The fear of failure and not being able to live off your art? I think everyone has it.

I'm probably the worst one to speak about this, but I sincerly believe that sometimes we should just do things because we feel like it and not think so $£**£"$&%$& much about it.
-------------
*and for many other artist/writers as well, apparently.
mnfaure
Jul. 16th, 2007 11:17 am (UTC)
Thanks for the encouragement. I seriously don't think I could make a living off it, but really, so what? I write more for the pleasure than any hope of getting published, so why don't do art, too? Especially since I'm lucky enough to have the time and opportunity to really take a good crack at it.
mindseas
Jul. 16th, 2007 03:07 pm (UTC)
I do art (computer art these days) as well as writing, and I feel they balance each other well. After plunging into writing intensively, I can exhaust part of my brain. Then if I switch to art, I am renewed.

Art doesn't have to be a moneymaking activity to be worthwhile. Just to create is a wonderful thing.
mnfaure
Jul. 16th, 2007 05:51 pm (UTC)
*nods* Not being able to find that balance in myself irritates me. I know I can do both; I just need to widen the focus a bit, come up for air every once in a while because I'm like you: I'm am renewed after switching gears.

And as to moneymaking, I think I put more emphasis on that than I meant, too. I would love to be able to make money for doing things I enjoy, but what I miss more than cash rewards is that feeling of passion and accomplishment.

Btw, what program do you use for your computer art?
mindseas
Jul. 16th, 2007 10:31 pm (UTC)
I started with Corel Photopaint, then tried Gimp (free download), and now I use Adobe Photoshop. Using Gimp made it easy for me to use Photoshop, since a lot of the commands and the layers concepts were the same, while Corel was too different from Photoshop to make an easy transition for me.
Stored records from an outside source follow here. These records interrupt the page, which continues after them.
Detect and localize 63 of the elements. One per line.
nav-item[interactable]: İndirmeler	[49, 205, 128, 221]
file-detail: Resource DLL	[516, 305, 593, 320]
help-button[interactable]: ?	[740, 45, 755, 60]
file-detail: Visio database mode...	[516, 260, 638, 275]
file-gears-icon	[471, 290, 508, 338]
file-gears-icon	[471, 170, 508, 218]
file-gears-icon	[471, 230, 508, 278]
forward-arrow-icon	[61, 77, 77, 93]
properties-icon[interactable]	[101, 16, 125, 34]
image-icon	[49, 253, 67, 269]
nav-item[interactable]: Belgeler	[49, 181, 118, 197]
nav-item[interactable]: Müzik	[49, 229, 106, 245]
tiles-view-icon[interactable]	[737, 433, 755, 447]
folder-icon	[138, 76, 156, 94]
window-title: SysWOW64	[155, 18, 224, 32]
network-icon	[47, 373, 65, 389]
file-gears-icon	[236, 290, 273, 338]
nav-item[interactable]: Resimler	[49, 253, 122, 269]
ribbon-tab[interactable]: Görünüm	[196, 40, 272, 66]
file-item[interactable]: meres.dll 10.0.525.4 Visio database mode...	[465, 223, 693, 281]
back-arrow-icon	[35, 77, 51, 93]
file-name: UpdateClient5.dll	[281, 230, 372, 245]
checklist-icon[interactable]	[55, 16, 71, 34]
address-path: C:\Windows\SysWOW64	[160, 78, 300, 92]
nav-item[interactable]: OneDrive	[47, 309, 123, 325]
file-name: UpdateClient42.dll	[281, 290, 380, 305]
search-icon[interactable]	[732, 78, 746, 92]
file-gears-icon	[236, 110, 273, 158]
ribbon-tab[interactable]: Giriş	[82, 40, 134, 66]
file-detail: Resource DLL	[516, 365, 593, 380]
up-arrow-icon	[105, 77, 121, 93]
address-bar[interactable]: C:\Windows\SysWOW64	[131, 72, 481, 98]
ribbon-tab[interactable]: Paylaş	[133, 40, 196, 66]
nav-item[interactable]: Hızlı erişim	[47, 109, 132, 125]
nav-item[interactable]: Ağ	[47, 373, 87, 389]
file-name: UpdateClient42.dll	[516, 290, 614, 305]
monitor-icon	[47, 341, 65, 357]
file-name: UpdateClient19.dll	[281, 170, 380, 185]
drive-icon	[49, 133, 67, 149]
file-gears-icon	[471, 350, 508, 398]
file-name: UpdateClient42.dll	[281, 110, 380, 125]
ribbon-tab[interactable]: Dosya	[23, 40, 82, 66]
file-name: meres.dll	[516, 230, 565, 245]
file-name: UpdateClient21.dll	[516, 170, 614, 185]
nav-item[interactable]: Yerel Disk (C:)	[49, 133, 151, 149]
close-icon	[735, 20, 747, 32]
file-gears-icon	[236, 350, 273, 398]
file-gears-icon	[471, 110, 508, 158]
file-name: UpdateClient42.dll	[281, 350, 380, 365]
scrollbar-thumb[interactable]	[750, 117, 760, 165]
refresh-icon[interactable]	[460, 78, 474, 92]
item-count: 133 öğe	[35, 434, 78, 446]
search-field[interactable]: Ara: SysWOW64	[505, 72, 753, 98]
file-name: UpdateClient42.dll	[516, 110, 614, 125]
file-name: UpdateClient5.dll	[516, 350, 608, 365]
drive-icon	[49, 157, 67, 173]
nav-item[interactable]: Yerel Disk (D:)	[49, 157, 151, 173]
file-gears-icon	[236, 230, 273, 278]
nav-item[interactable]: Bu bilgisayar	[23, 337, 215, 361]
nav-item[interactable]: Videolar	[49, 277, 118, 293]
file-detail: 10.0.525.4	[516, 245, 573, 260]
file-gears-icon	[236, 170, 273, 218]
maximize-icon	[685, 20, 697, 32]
I'd recommend Gimp since it's free.
mnfaure
Jul. 17th, 2007 04:43 am (UTC)
*nods* I have Adobe Photoshop (have had for a couple of years now), but I just now bought a manual for it. I know how to do a few things, but not enough to draw convincingly with it without taking eons.
mana_trini
Jul. 16th, 2007 05:22 pm (UTC)
Though I'm not an artist or musician, I understand and agree completely with mindseas.
When I take my guitar and work on a technique or a song, I can feel bored or I think that I'll never make it; but if I let myself go on with chords or riffs, I put myself in my own bubble as we say in French, and it feels good. I guess that the same feeling can be reached when you finish the right sentence, give a good brush stroke or find the perfect color.
mnfaure
Jul. 16th, 2007 05:54 pm (UTC)
Tu sais que je t'aime, n'est pas?
pjthompson
Jul. 16th, 2007 05:35 pm (UTC)
I use art (sculpting, textiles) as a great pressure release. It's something I can just do and feed some part of myself that sometimes gets depleted by The Obsession. Some things we do for the world, some things we do for ourselves.
mnfaure
Jul. 16th, 2007 06:03 pm (UTC)
Yeah, I need to turn that valve and just let all the steam go. I know that once I do that, I'll fill up the freed space with even more good stuff.

I just get so imbalanced sometimes (not mentally :P), and it is good to rein in and redirect.